Produção de açaí é um dos exemplos de atividades com manejo florestal
Luis Fernando Iozzi/Divulgação
Segundo a diretora do conselho, Daniela Vilela, manter as florestas produtivas e ao mesmo tempo protegidas é o que vai garantir a sobrevivência de todos os ecossistemas de maneira integrada.
“Nós acreditamos que equilíbrio entre a produção e a proteção, que é o manejo florestal, é o caminho para o combate ao desmatamento e, nesse dia de proteção das florestas, a grande mensagem que nós queremos passar é que é possível, sim, ter as florestas protegidas e produtivas”, afirmou.
Vilela explica ainda que esse cultivo sustentável pode ser feito mantendo-se o respeito aos mecanismos de sustentação do ecossistema, ou seja, existe a retirada das matérias-primas e alimentos, entretanto, ela leva em consideração a proteção da biodiversidade.
Daniela Vilela, diretora executiva do FSC Brasil
Reprodução
Entre as iniciativas reconhecidas, está a produção de açaí da Cooperativa dos Produtores Agroextrativistas do Bailique e do Beira Amazonas (AmazonBai), única no mundo a ter açaizal certificado.
A cooperativa foi certificada pela FSC Brasil, considerada o selo verde mais reconhecido em todo o mundo, com presença em mais de 75 países e em todos os continentes.
Com o reconhecimento, a entidade formada por cerca de 100 extrativistas dá garantias de que os produtos vendidos têm garantias de origem ecologicamente correta, seja no uso do solo, seja no uso dos recursos hídricos.
Produção de açaizal certificado atua sem impacto no ecossistema
Amazonbai/Divulgação
Com valor agregado, eles podem conquistar um público mais exigente e abrir novos mercados, o que contribui com o desenvolvimento social e econômico das comunidades.
“Processo de educação ambiental, conscientização dos jovens da comunidade com objetivo de conservar nossa floresta em pé, nossa fauna, nossa flora.

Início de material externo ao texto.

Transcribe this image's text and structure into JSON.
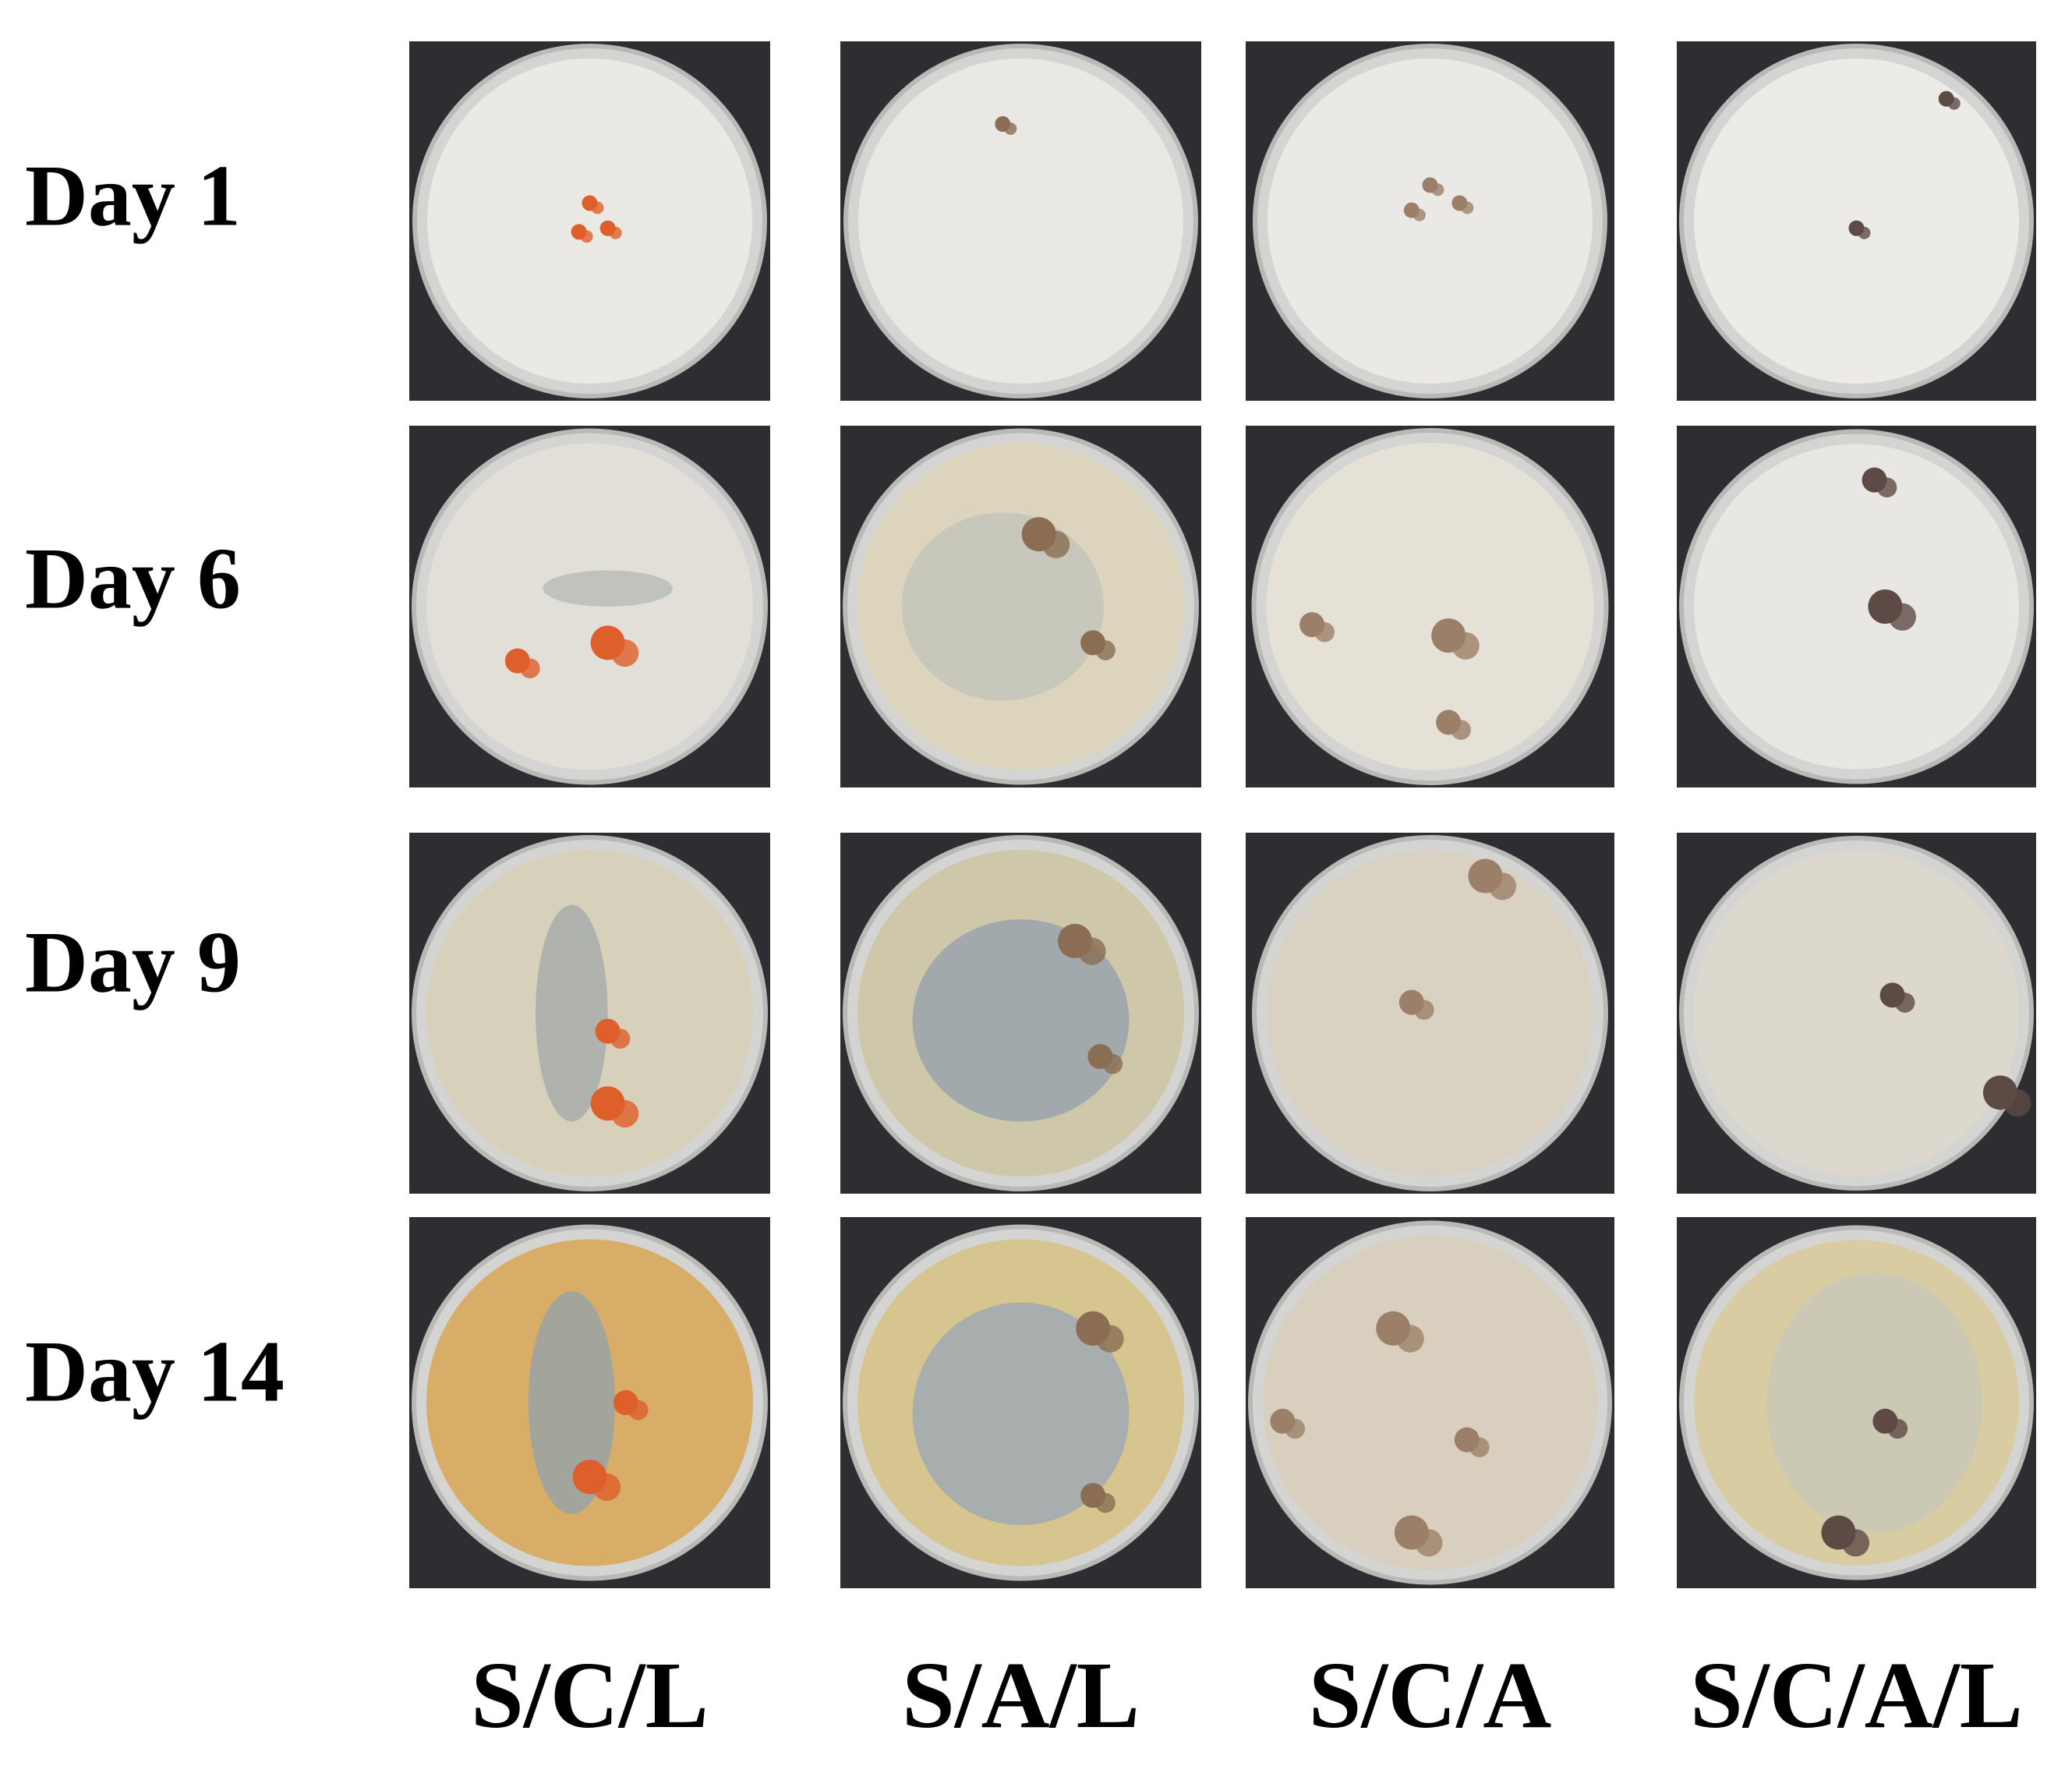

A cooperativa vem fazendo esse trabalho de educação de base, de crianças, jovens dentro da comunidade. O empoderamento local. Isso mostra a importância de manter a floresta em pé, mostrar que é possível fazer o desenvolvimento econômico com a nossa floresta em pé”, ressaltou Amiraldo Picanço, presidente da Amazonbai.